While there will always be competitors as Jensen stated in section 3, they are well aware of their moat, and while there is always another social media app competing with Facebook (META), there is always a leader, and leads to better products and aggressive growth, rather then devolving into an IBM. As an example, one would strive to hire a top scientist from a top-school, as opposed to hire a person self-taught in their basement and using their local-resources. As always, exceptions exist.
Moat (outside of the earlier point on competition note by Jensen):
This segment is over and above NVDA CEO Jensen's (pre Deepseek) and Perplexity's comments (post Deepseek). Keeping this additional segment short, and invite readers to read up further on it, since it is more technical than the rest of the thesis.I have been using CUDA since 2013, which many current GenAI experts (recently-minted from deepseek fiasco) may not have had a chance to explore. Some of their other propietary technologies are CUDA, nCCL, cuDNN, TesorRT, NVLink, MIG, OptiX, DOCA (Data Center-on-a-Chip Architecture).AMD & Intel don’t have a CUDA alternative (ROCm is underdeveloped, and Intel's OneAPI is not competitive). NVIDIA’s ecosystem (CUDA + TensorRT + hardware) is an end-to-end solution that competitors lack.
Quantum:
They have been invested in Quantum technologies, and are hosting the upcoming"NVIDIA GTC 2025: Quantum Day to Illuminate the Future of Quantum Computing" https://blogs.nvidia.com/blog/gtc-2025-quantum-day/, March 17-21, 2025: "At the first-of-its-kind event, NVIDIA founder and CEO Jensen Huang will host industry leaders to discuss where quantum computing is headed".

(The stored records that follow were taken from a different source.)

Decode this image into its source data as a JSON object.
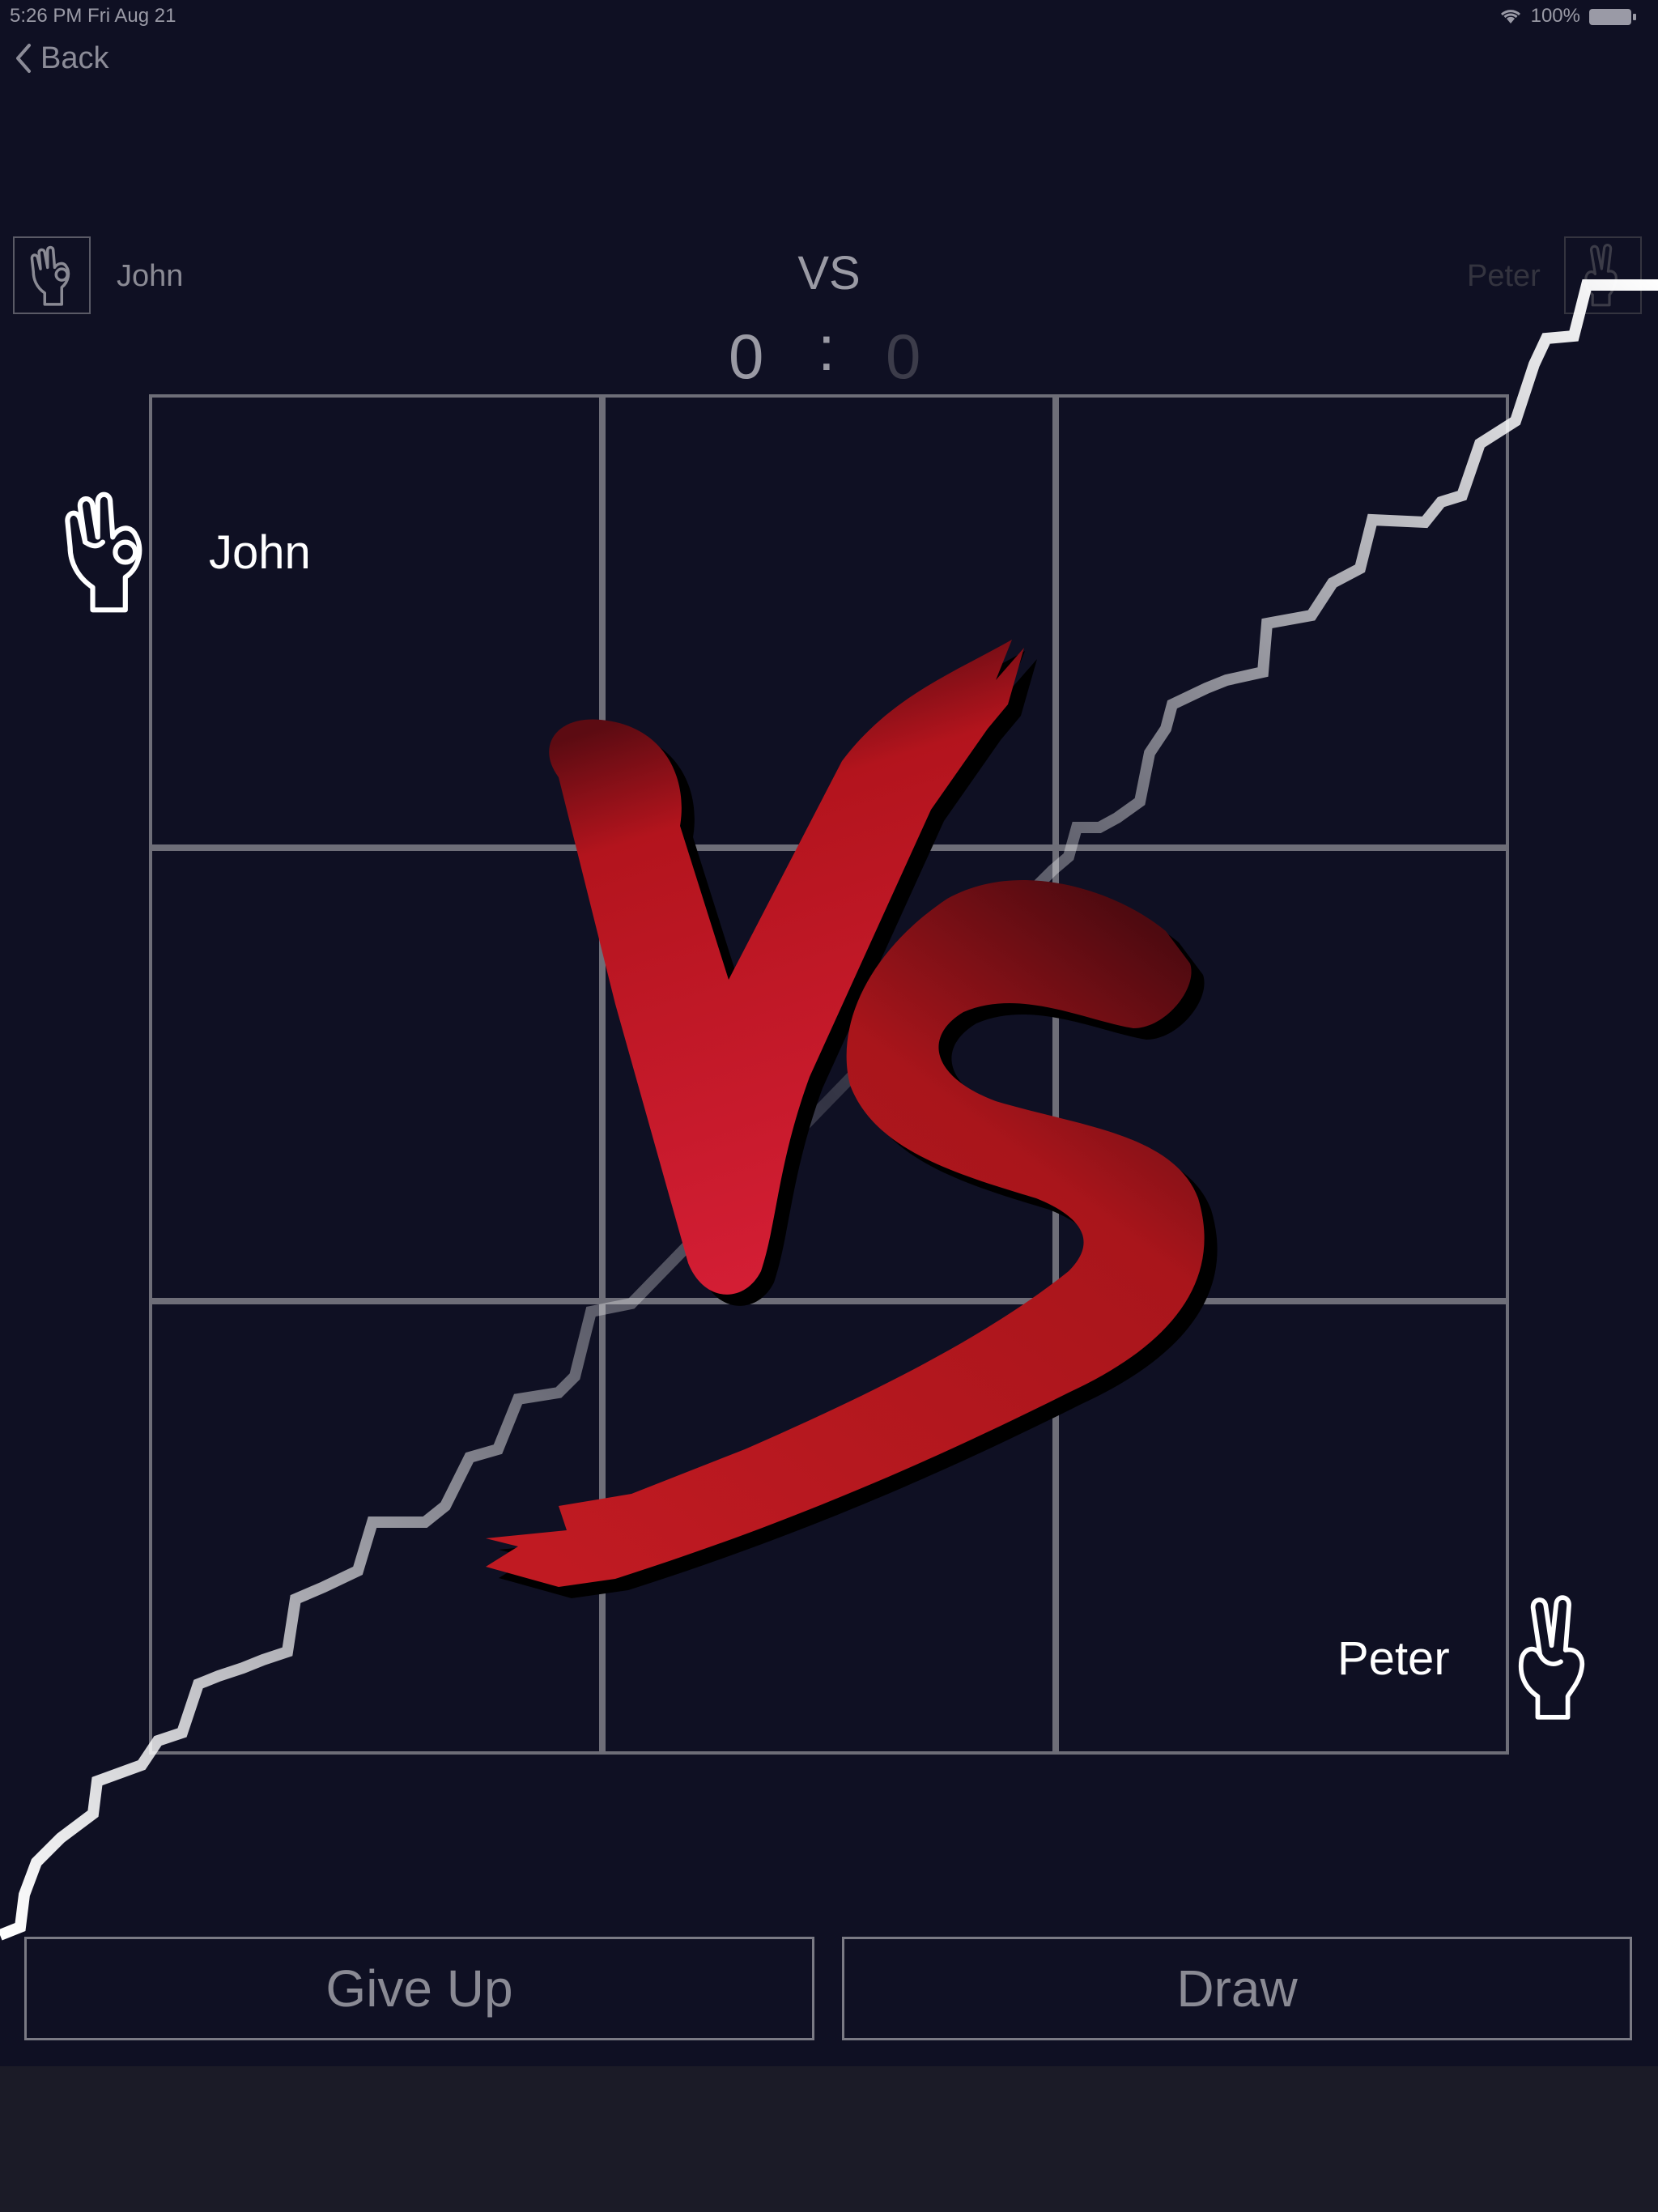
{
  "status_bar": {
    "time_date": "5:26 PM  Fri Aug 21",
    "battery": "100%"
  },
  "nav": {
    "back_label": "Back"
  },
  "header": {
    "player1_name": "John",
    "player2_name": "Peter",
    "vs_label": "VS",
    "score1": "0",
    "separator": ":",
    "score2": "0",
    "player1_icon": "ok-hand-icon",
    "player2_icon": "peace-hand-icon"
  },
  "board": {
    "rows": 3,
    "cols": 3,
    "cells": [
      "",
      "",
      "",
      "",
      "",
      "",
      "",
      "",
      ""
    ]
  },
  "overlay": {
    "top_player": "John",
    "bottom_player": "Peter",
    "emblem": "vs-emblem"
  },
  "actions": {
    "give_up_label": "Give Up",
    "draw_label": "Draw"
  },
  "colors": {
    "background": "#0f1023",
    "grid": "#6e6e78",
    "vs_red": "#c8182a",
    "lightning": "#ffffff"
  }
}
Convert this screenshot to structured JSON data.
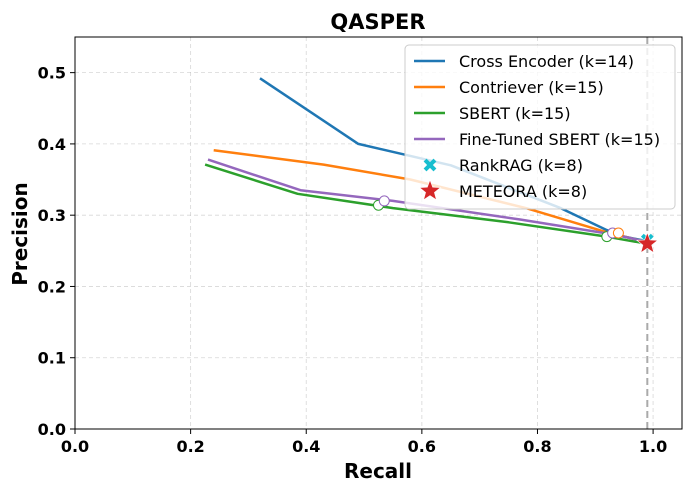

While I can not comment on the ethicality of his recent quantum jab, but they have been very heavily invested in R&D in this space.While Quantum has two main approaches (annealing, and gate-based), one of which is currently usable (annealing) and the other (gate-based) is currently experimental. NVDA may have recognized this and I suspect his comment was aimed at the gate-based quantum approach.
Conclusion:
I need to go to sleep, so have to call it a day and wrap it up, although there are some additions on how the fear generated by a half-baked viral blog by Emanuel Jeffrey, that may have been necessary, but nevertheless was unfounded. It is understandable, since the AI revolution may be seen as having three facets: a) the model creators, b) model use-case creators, and c) AI users. From my understanding of people, the people in the model-creators segment are not necessarily very vocal, except in research efforts and publications, and not as visible in the wall-street or media. As always, exceptions exist.
Not Financial Advice (NFA) - do your own DD, and evaluate your risk tolerance.
My Position: Expecting PT 162/stock post-earnings on 2/26.